Children from disadvantaged sections mentored by their privileged peers, and teachers, performed to a cheering crowd consisting of parents, teachers and dignitaries at The Gurukul, Zirakpur neighbouring Chandigarh.
The Gurukul joined hands with the Smile Foundation, a development organisation for the cause of the underprivileged section of the society.
Around 50 children from Smile Foundation’s Mission Education centre participated in the annual ‘Achievement Day’ event on the 19th and 20th March hosted on the school premises. Over the two days, the children presented a couple of songs, a dance medley celebrating right to cherish childhood and a mime act highlighting prevalence of child labour and the Right to Education.

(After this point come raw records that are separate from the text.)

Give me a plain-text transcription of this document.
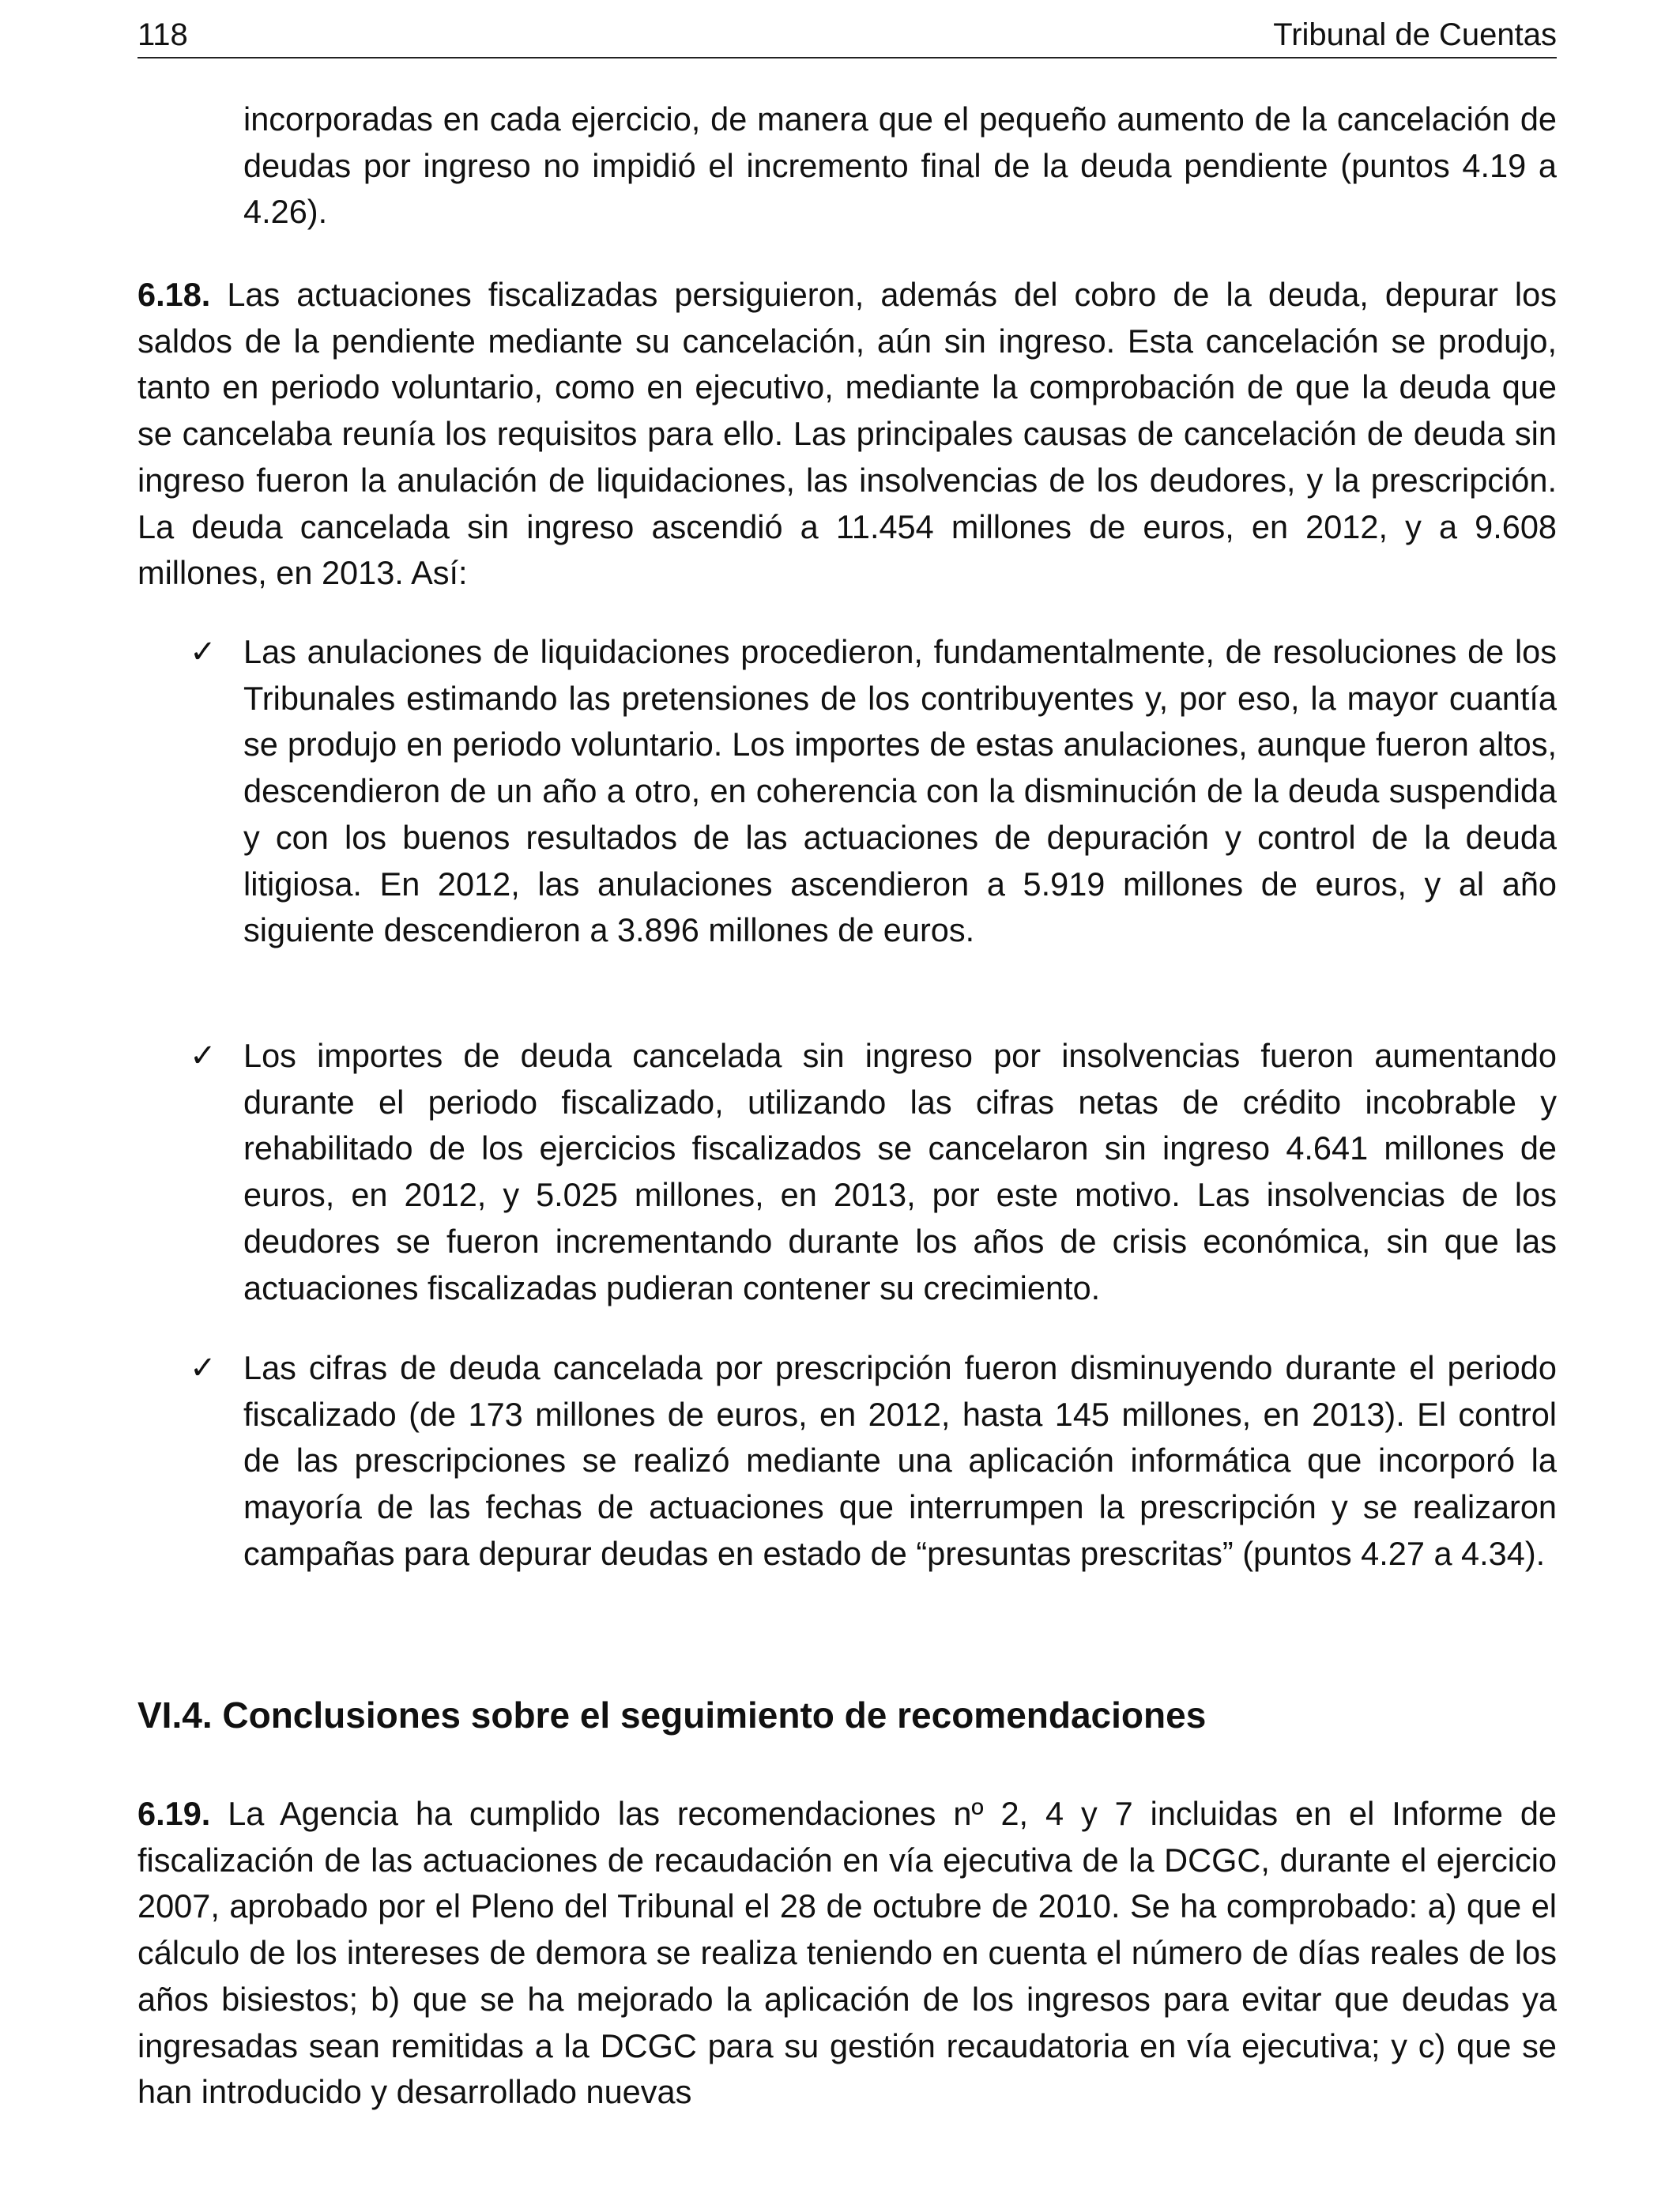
118	Tribunal de Cuentas

incorporadas en cada ejercicio, de manera que el pequeño aumento de la cancelación de deudas por ingreso no impidió el incremento final de la deuda pendiente (puntos 4.19 a 4.26).

6.18. Las actuaciones fiscalizadas persiguieron, además del cobro de la deuda, depurar los saldos de la pendiente mediante su cancelación, aún sin ingreso. Esta cancelación se produjo, tanto en periodo voluntario, como en ejecutivo, mediante la comprobación de que la deuda que se cancelaba reunía los requisitos para ello. Las principales causas de cancelación de deuda sin ingreso fueron la anulación de liquidaciones, las insolvencias de los deudores, y la prescripción. La deuda cancelada sin ingreso ascendió a 11.454 millones de euros, en 2012, y a 9.608 millones, en 2013. Así:

✓ Las anulaciones de liquidaciones procedieron, fundamentalmente, de resoluciones de los Tribunales estimando las pretensiones de los contribuyentes y, por eso, la mayor cuantía se produjo en periodo voluntario. Los importes de estas anulaciones, aunque fueron altos, descendieron de un año a otro, en coherencia con la disminución de la deuda suspendida y con los buenos resultados de las actuaciones de depuración y control de la deuda litigiosa. En 2012, las anulaciones ascendieron a 5.919 millones de euros, y al año siguiente descendieron a 3.896 millones de euros.

✓ Los importes de deuda cancelada sin ingreso por insolvencias fueron aumentando durante el periodo fiscalizado, utilizando las cifras netas de crédito incobrable y rehabilitado de los ejercicios fiscalizados se cancelaron sin ingreso 4.641 millones de euros, en 2012, y 5.025 millones, en 2013, por este motivo. Las insolvencias de los deudores se fueron incrementando durante los años de crisis económica, sin que las actuaciones fiscalizadas pudieran contener su crecimiento.

✓ Las cifras de deuda cancelada por prescripción fueron disminuyendo durante el periodo fiscalizado (de 173 millones de euros, en 2012, hasta 145 millones, en 2013). El control de las prescripciones se realizó mediante una aplicación informática que incorporó la mayoría de las fechas de actuaciones que interrumpen la prescripción y se realizaron campañas para depurar deudas en estado de “presuntas prescritas” (puntos 4.27 a 4.34).

VI.4. Conclusiones sobre el seguimiento de recomendaciones

6.19. La Agencia ha cumplido las recomendaciones nº 2, 4 y 7 incluidas en el Informe de fiscalización de las actuaciones de recaudación en vía ejecutiva de la DCGC, durante el ejercicio 2007, aprobado por el Pleno del Tribunal el 28 de octubre de 2010. Se ha comprobado: a) que el cálculo de los intereses de demora se realiza teniendo en cuenta el número de días reales de los años bisiestos; b) que se ha mejorado la aplicación de los ingresos para evitar que deudas ya ingresadas sean remitidas a la DCGC para su gestión recaudatoria en vía ejecutiva; y c) que se han introducido y desarrollado nuevas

Their performances were held with those by the students from the school.
In a celebration of empathy and creativity, children bridge the divide of privileges
“It has been an amazing journey for all involved as the teachers and students from The Gurukul mentored the children of our Mission Education centre to build their confidence and refine their singing, dancing and performance skills. These kids have transformed into impressive performers and the school also provided costumes to them,” said Vineet Vaidya, Country Director, Child for Child, Smile Foundation.
“We felt the need to create empathy among our students towards the realities that the underprivileged children face. The experiences from this interaction will reflect in their behaviour and higher emotional intelligence in the times to come,” said Heena Sharma, school principal, The Gurukul.
“We at The Gurukul believe in holistic education, which goes beyond books and laboratories. Through this intervention, we want to create responsible and empathetic citizens of tomorrow,” she added.
“It is important to bring the underprivileged and the privileged sections together through a process that allows them to appreciate and, more importantly, encourages them to learn from each other,” said Santanu Mishra, co-founder and trustee, Smile Foundation.
“While some children lack access to basic amenities and opportunities, others belonging to the “privileged” group have them in abundance, and often tend to take them for granted. While in school these children are sensitive and responsive, so it is easy for them to learn from surroundings,” he added.
The Child for Child programme follows an audio-visual design through which children connect faster and more effectively using direct interaction, cinema, art and music.